For another take on this, read Mary Hodder’s post over at the Napsterization site.

Comments

  1. Hi.

    Thanks for your analysis. I have a very basic question about the FT article : they always mention the price of profile, but do they mean price of the profile with the email attached ? They never mention (of maybe I missed it) how you can reach the customer ?

    Is it because the data includes the names ? It is CPM view of a website ? Is it physical address ? ..

    Thanks

    • Hi Arnaud, you have hit on another problem with articles such as the FT one referenced: lack of detail regarding the specifications of the data, lack of context regarding the markets in which it is sold, and lack of detail regarding the purchasers and uses for that data. Any article can argue “your data is valuable” or “your data is cheap” in the abstract and make a case that a casual reader would agree with.

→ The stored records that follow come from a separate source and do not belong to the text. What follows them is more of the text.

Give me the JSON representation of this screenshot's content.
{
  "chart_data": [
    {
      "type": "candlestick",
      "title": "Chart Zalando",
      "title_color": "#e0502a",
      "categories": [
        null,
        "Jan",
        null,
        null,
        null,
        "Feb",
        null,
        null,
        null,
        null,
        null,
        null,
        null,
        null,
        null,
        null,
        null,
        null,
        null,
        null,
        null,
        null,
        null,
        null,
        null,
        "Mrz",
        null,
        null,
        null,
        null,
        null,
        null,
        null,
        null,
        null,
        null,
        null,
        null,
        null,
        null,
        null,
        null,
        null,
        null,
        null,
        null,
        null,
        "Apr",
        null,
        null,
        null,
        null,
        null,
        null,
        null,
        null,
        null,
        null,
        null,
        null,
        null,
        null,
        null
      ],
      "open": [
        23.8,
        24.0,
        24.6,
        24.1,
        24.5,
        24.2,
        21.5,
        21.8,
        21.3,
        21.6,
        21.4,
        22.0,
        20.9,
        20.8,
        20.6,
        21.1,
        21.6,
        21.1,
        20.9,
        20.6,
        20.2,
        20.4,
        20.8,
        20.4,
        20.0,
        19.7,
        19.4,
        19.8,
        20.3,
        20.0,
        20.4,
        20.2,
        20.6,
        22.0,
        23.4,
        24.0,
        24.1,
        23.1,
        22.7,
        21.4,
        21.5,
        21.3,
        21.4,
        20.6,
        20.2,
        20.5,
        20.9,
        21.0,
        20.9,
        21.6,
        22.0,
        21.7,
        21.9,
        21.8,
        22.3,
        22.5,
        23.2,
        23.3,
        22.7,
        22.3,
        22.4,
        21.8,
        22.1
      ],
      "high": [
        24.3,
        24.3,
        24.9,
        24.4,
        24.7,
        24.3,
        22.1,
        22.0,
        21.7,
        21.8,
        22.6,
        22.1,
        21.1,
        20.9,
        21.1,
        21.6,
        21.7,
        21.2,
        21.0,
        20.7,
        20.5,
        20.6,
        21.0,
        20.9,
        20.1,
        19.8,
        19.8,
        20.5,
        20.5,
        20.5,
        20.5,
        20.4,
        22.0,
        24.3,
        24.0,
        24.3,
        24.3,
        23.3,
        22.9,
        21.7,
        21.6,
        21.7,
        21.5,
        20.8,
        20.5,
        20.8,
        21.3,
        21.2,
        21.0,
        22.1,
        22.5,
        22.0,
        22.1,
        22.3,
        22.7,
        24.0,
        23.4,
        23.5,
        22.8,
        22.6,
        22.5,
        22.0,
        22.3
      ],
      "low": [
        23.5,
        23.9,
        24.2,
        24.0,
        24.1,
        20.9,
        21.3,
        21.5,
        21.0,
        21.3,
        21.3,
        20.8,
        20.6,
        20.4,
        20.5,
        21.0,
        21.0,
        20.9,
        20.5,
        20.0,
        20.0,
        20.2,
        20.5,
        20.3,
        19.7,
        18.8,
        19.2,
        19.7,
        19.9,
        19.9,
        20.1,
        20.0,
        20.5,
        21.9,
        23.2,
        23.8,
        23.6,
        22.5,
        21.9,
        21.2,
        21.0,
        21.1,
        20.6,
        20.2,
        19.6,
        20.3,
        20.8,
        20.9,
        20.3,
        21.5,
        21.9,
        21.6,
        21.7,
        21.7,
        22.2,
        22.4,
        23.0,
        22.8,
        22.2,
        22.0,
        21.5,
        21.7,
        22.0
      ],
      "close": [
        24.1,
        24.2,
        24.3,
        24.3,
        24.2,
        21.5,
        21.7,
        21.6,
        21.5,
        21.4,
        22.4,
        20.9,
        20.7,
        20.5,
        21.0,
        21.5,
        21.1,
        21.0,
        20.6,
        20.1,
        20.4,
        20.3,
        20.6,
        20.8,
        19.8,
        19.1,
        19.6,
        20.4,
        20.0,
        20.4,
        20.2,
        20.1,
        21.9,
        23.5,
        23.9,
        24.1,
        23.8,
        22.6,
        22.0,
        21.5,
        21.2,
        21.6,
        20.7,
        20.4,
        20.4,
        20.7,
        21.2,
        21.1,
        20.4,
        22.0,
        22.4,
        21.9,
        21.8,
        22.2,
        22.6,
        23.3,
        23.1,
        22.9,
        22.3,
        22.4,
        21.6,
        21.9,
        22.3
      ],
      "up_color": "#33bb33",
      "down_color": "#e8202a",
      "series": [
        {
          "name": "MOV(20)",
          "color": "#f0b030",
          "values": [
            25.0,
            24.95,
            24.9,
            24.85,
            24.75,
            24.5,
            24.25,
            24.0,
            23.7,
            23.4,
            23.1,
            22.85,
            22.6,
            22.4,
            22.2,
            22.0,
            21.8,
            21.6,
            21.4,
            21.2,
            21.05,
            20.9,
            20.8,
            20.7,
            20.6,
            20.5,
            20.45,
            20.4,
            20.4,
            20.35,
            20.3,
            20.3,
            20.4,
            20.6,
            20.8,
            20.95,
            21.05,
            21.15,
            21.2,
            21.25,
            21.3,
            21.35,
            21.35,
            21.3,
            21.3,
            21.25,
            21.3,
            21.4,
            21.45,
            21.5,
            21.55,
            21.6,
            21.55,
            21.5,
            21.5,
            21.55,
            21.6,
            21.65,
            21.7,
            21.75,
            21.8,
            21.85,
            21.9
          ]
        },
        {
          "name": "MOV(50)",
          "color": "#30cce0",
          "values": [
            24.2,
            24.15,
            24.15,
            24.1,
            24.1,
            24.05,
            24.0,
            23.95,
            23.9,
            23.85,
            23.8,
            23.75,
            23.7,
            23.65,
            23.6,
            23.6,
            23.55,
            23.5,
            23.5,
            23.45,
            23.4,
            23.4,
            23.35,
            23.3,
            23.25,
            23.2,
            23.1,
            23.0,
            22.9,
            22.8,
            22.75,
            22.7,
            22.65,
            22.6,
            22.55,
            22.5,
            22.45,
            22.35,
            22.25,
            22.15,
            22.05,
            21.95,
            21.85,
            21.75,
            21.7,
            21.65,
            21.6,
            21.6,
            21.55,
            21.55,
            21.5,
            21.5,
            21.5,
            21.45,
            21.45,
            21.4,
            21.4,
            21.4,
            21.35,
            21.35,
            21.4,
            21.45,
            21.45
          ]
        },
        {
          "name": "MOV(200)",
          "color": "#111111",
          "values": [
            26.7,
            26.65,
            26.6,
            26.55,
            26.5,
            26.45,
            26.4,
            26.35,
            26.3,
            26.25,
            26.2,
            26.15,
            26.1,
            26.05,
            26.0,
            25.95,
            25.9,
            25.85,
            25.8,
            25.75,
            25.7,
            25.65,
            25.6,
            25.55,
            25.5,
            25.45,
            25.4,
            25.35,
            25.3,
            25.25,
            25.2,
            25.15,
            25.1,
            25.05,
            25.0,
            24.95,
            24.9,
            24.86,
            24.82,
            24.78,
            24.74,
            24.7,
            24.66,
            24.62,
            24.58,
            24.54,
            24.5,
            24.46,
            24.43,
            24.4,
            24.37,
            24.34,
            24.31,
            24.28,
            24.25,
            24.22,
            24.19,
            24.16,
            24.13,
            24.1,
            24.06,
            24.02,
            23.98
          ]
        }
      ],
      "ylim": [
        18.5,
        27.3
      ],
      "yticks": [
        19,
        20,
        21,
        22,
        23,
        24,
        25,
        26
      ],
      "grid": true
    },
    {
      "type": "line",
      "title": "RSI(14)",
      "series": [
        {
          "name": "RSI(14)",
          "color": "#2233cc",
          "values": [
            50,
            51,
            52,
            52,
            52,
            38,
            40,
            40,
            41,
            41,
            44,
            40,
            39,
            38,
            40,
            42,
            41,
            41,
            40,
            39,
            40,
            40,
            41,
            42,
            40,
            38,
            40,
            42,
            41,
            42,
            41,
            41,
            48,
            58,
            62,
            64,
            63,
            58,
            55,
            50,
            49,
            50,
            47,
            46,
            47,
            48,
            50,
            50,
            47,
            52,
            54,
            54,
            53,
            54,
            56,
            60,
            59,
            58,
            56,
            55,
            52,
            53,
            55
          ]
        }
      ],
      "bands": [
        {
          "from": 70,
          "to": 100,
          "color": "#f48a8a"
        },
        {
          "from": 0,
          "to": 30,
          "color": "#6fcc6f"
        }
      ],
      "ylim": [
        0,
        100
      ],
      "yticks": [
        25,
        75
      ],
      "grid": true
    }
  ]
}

      But to answer your question more directly, data used in aggregate for targeting ads or market trend research is generally cheaper than data with which you can contact a person. That second type of data has a special name and is treated differently from a legal standpoint. Personally Identifiable Data, or PII as it is often known, includes any data element that identifies you by name, address, phone, email FAX or other means of contacting you. Obviously any other information that is unique to you and can be used to identify you such as fingerprints or retina patterns also qualifies as PII but may be classified under a more strict subset of PII that is regarded as health or financial data, and even more tightly regulated. The cost of the data tends to rise as the level of regulation and protection increases.

      Unless you are the NSA in which case you just ask a secret court to make a secret ruling that let’s you have the data legally and at zero incremental cost.

      • Yes, sure, the NSA example is very good :-)) The only good point for us is that you don’t need to worry anymore about saving your datas in a remote server, just call NSA if you loose your contacts infos..

        So in the FT article, I agree with you that they are not precise enough… When they say “your personal data is worth 0,103$” , do you think they mean with PII included ? I’m not even sure they know the difference btw…

        And just for my information, I personaly don’t know a way to use non-PII infos..? What can I do if I have 10000 item with age and town and an info like “I love movies”… ?

        Thanks a lot for sharing your thoughts 🙂

        Arnaud

        • The article uses the example of pitching goods and services so either there is PII available to the buyer, or else the buyer gives the ad copy to the broker who then manages the campaign. As for your other question it isn’t so much what you can do with 10000 item with age and town and an info like “I love movies” but rather the ability to forecast that number going up or down, or possibly the context of how many love movies versus how many love books. In those kinds of statistics the value is in either seeing the relative sizes of the pie pieces in a market, or else making predictions on how those ratios will change in the near future. Those uses are valuable and do not depend on PII. Whether you personally could use that aggregated data depends a lot on whether are choosing between alternatives of investing in a theater or a book store. If you already own one of these and wish to drive revenue, you probably need the PII to do you any good.